Moderne, Marivaux se charge de l’y faire entrer, par la petite porte, mais pour y tout chambouler. Un portrait, une lettre, un deuxième portrait, un autre lettre, les preuves s’accumulent de l’attachement mutuel des tourtereaux qui finiront dans les bras l’un de l’autre, et basta cosi ! Tant pis pour la mère et l’oncle, quant à Dubois, c’est satisfait qu’il regarde tomber le rideau de fin sur cette intrigue dont il a si savamment tiré les ficelles. Pas de simples confidences, murmurées, tracées à la va vite sur le papier. Toutes transies de déclarations contenues. Toutes fausses. mais finalement très vraies.
Une mise en scène entre tradition et modernité
C’est ici que la mise en scène élaborée par l’acteur Dider Bezace pour le théâtre de la Commune d’Aubervilliers s’inscrit comme une référence, un équilibre parfait entre tradition et modernité. Tradition dans les décors et les costumes qui nous emmènent au temps de Watteau, sans pour autant alourdir l’action et l’atmosphère. Légers, discrets, deux pans de murs séparent les salons d’Araminte de son jardin, permettant en un tour de main de suivre les personnages dans leurs rencontres intimes, dans leurs confrontations devant témoins. Quelques meubles, un bureau élégant, quelques chaises soulignent le luxe de cette demeure, sans étouffer l’importance des accessoires, missives ou tableaux qui vont faire rebondir la progressive révélation des sentiments de Dorante, et le questionnement sur sa démarche qui pourrait aussi être très intéressée.
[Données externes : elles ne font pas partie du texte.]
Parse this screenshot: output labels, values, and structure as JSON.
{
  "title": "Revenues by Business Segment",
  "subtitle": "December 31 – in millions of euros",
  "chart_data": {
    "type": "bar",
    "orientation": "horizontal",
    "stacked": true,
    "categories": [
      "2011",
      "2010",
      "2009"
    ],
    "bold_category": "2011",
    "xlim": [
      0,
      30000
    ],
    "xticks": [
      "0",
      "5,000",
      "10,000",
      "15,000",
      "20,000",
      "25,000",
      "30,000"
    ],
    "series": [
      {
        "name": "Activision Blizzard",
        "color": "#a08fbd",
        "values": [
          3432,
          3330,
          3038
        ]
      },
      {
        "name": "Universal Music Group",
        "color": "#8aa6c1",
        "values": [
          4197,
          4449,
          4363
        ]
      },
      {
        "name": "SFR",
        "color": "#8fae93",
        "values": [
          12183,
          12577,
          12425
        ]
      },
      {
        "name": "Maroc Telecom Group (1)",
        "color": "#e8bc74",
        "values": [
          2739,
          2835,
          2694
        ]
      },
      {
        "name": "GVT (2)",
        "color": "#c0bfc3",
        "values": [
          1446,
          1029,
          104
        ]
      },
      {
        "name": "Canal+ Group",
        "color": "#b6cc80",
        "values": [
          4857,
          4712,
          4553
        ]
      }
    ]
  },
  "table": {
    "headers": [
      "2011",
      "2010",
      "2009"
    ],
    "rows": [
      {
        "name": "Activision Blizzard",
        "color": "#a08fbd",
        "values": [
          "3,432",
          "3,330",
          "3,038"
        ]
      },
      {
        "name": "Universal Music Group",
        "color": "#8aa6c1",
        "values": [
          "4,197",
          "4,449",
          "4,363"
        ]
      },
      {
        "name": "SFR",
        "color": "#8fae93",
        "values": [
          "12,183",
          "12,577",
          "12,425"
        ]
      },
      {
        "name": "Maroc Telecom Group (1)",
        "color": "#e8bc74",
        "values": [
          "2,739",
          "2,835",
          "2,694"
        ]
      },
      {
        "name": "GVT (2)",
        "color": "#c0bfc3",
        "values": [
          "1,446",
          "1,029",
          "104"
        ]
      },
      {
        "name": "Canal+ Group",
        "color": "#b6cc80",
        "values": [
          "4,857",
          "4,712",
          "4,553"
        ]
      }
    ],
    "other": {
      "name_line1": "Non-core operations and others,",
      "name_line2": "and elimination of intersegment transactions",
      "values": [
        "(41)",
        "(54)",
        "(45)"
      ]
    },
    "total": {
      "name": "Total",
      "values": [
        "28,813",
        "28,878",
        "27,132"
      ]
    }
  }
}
Ainsi dépouillé, le plateau laisse place libre aux acteurs, et à leur jeu. Une interprétation détachée, d’une grande rigueur, drôle et racée en même temps, d’une émotion à fleur de peau. Pierre Arditi excelle en Dubois, prêtant sa légendaire ironie au valet, amenant par ses tonalités souvent désabusées à nous interroger sur ses véritables motivations. Anouk Grimberg nuance son Araminte de sa voix d’enfant aux inflexions multiples, rêveuse, colérique, amusée, séduite, conquise enfin. Marie Vialle, Isabelle Sadoyan, Alexandre Aubry, Christian Bouillette, Jean-Yves Chatelais et Robert Plagnol viennent compléter ce casting de grande qualité, où les expressions et les ressentis mettent en relief le génie et la vivacité d’un auteur hors normes qui confronte comme personne les obligations de la raison et les tiraillements du cœur.